Case Report of Worth Syndrome and Chiari I Malformation: Unusual Association and Surgical Treatment.

BACKGROUND: Worth syndrome or autosomal dominant endosteal hyperostosis (ADEH) is an extremely rare genetic disease involving increased bone density. To the author's knowledge, this is the second case report of a family with neurologic involvement associated with this condition along with its surgical treatment. The most effective treatment for clinically significant neurologic symptoms in this scenario is currently unknown, and there is sparse experience on surgical treatment for this condition reported in the literature. Therefore we aim to make a contribution to the identification of a standard and consistently successful surgical management.

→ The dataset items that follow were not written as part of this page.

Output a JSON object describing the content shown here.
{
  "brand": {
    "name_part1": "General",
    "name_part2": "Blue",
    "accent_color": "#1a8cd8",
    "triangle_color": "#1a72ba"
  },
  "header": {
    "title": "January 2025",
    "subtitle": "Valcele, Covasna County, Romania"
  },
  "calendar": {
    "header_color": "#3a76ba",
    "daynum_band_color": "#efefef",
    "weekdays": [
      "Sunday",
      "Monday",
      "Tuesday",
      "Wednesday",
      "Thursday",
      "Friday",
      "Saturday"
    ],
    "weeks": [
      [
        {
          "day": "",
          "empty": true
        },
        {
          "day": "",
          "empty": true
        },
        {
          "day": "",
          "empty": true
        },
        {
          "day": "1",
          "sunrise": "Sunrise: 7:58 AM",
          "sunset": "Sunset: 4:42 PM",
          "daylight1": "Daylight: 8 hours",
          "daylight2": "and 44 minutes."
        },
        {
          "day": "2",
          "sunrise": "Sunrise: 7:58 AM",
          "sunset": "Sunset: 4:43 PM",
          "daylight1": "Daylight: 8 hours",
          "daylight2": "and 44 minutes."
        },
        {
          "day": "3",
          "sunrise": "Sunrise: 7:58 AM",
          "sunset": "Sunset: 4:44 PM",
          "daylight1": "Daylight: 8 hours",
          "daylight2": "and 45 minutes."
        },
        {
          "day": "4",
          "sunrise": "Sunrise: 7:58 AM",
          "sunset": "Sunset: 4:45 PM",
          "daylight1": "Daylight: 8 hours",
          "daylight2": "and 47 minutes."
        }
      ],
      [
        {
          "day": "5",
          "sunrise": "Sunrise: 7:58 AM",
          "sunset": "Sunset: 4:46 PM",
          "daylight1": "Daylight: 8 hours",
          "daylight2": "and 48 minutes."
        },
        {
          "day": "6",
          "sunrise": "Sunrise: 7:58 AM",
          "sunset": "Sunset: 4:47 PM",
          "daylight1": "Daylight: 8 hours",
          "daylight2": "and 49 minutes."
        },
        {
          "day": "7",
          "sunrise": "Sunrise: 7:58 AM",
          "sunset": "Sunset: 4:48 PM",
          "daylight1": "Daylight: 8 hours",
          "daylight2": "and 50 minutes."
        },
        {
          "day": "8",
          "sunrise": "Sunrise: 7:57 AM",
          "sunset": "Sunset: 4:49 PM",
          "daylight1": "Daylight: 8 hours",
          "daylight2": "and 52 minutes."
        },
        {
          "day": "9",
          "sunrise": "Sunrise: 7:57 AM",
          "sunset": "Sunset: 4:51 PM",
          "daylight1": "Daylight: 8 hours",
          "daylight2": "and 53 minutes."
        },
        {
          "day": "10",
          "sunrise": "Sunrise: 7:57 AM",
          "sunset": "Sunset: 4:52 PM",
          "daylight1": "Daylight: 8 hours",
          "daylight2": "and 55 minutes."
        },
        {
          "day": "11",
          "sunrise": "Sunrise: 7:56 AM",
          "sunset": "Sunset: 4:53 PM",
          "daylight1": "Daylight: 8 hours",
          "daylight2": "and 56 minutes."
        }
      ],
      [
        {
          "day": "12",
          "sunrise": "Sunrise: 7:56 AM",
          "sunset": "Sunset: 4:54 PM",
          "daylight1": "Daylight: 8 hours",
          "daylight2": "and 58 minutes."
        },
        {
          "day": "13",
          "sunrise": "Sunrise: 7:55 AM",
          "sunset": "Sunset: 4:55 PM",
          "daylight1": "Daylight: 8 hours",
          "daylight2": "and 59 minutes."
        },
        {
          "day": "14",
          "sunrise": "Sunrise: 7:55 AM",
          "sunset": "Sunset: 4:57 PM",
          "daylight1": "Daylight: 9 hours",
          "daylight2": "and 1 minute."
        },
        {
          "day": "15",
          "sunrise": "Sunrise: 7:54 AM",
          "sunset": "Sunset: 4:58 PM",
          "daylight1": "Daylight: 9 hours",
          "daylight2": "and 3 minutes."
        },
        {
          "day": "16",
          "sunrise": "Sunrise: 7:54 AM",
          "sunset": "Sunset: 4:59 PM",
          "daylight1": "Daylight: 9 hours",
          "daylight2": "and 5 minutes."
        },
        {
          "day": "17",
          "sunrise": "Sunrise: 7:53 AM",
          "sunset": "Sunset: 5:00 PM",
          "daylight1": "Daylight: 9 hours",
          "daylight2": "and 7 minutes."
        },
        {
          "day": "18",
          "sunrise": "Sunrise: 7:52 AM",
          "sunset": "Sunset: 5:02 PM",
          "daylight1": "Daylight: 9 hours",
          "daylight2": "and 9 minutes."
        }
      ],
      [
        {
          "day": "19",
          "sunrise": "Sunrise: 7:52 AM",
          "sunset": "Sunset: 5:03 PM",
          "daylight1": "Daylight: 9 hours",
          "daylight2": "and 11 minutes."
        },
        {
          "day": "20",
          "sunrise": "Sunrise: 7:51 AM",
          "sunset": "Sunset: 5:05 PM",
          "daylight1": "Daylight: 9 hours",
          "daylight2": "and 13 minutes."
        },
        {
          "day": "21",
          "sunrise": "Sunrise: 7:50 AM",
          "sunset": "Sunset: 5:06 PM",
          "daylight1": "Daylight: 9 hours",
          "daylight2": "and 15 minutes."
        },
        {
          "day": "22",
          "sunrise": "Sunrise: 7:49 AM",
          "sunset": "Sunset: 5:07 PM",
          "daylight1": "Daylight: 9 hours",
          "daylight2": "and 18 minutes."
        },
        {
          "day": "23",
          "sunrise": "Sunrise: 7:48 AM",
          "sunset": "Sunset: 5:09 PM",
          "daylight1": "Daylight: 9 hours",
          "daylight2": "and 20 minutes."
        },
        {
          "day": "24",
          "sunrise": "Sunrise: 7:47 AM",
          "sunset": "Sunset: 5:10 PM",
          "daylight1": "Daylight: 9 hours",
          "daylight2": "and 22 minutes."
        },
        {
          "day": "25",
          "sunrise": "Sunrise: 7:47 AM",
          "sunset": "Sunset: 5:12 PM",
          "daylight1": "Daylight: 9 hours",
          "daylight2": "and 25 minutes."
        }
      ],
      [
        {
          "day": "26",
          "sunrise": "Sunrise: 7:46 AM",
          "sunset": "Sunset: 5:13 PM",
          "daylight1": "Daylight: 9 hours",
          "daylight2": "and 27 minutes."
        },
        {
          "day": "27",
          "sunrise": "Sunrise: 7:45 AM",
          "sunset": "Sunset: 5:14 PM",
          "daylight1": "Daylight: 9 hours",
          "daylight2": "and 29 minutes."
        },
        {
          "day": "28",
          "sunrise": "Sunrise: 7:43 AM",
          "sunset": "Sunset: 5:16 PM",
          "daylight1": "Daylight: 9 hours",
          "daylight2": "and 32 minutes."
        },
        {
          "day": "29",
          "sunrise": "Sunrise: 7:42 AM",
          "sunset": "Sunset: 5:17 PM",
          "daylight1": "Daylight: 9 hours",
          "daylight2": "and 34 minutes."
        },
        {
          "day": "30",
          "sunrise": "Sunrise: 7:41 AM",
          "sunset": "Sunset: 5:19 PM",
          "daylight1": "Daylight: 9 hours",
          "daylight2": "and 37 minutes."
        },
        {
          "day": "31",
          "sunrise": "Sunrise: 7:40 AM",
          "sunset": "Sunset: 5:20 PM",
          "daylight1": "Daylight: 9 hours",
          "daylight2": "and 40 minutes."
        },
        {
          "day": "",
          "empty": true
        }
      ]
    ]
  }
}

CASE DESCRIPTION: Two patients, mother (Patient 1) and daughter (Patient 2), were diagnosed with Worth syndrome. Both presented with the typical facial characteristics described for ADEH. Interestingly, Patient 1 presented the novel mutation in the LRP5 gene that is associated with different conditions involving increased bone density. Although neurologic symptoms are infrequent in ADEH, both referred chronic headache, nausea, and vomiting. Neuroimaging showed an increased cranial bone density and Chiari I malformation. The patients underwent a midline suboccipital craniectomy with excision of the posterior arch of C1 and duroplasty. However, due to a symptomatic recurrence 5 years after surgery, Patient 1 was reoperated on. We extended the craniectomy and also carried out a C2 laminectomy.

CONCLUSION: After surgical interventions, patients' neurologic symptoms were successfully resolved. This report shows that posterior fossa decompression including duroplasty may be a valid treatment option in case of neurologic involvement.